Professor Mauricio Barahona obtained a PhD in Theoretical Physics (Dynamical Systems) from the Massachusetts Institute of Technology (MIT) under the supervision of Steve Strogatz in the Department of Mathematics. His thesis co-advisors were Mehran Kardar (Physics) and Terry Orlando (EECS). His thesis dealt with the spatio-temporal dynamics of networks of Josephson junctions – superconducting electronic devices that can be described as coupled nonlinear oscillators. Concurrently with his PhD work, he developed methods for nonlinear data analysis based on dynamical embeddings and time series analysis.

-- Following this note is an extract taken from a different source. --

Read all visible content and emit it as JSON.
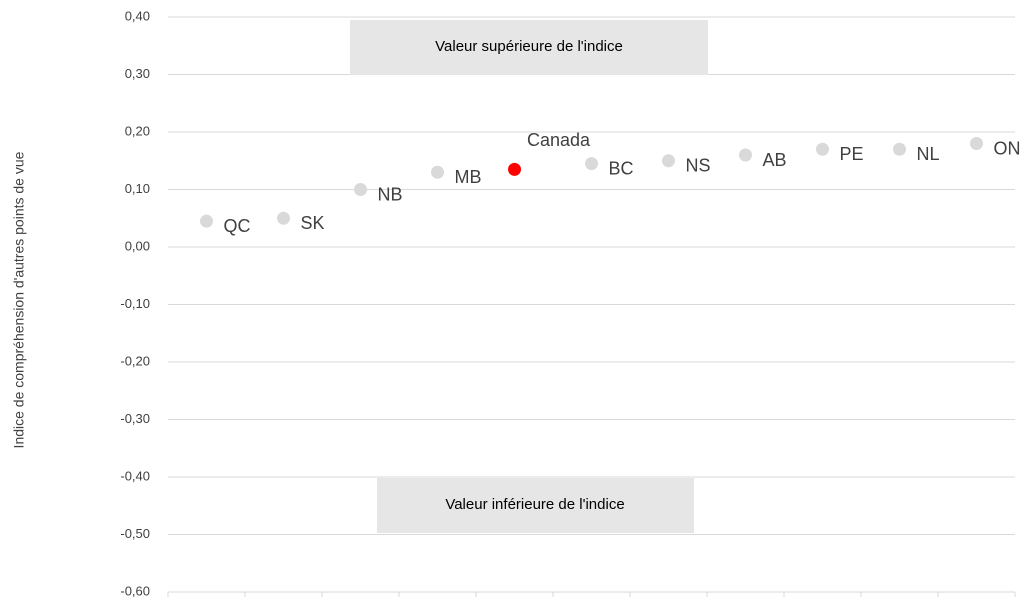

Mauricio then obtained Fellowships to conduct postdoctoral research, first at Stanford University and then at the California Institute of Technology. At Stanford, he worked with Mac Beasley on properties of oscillator synchronization with applications to pattern detection. At Caltech, he worked with John Doyle in the Department of Control and Dynamical Systems on rigorous bounds of model reduction techniques for dynamical systems. He also developed his research on the links between dynamics and graph-theoretical properties aimed at the analysis of network dynamics.
Mauricio joined the newly formed Department of Bioengineering at Imperial as a Lecturer in 2001 and became a Reader in Biomathematics in 2004. In 2011, he moved to the Department of Mathematics as Chair of Biomathematics. Since 2016, he has been Director of the EPSRC Centre for Mathematics of Precision Healthcare.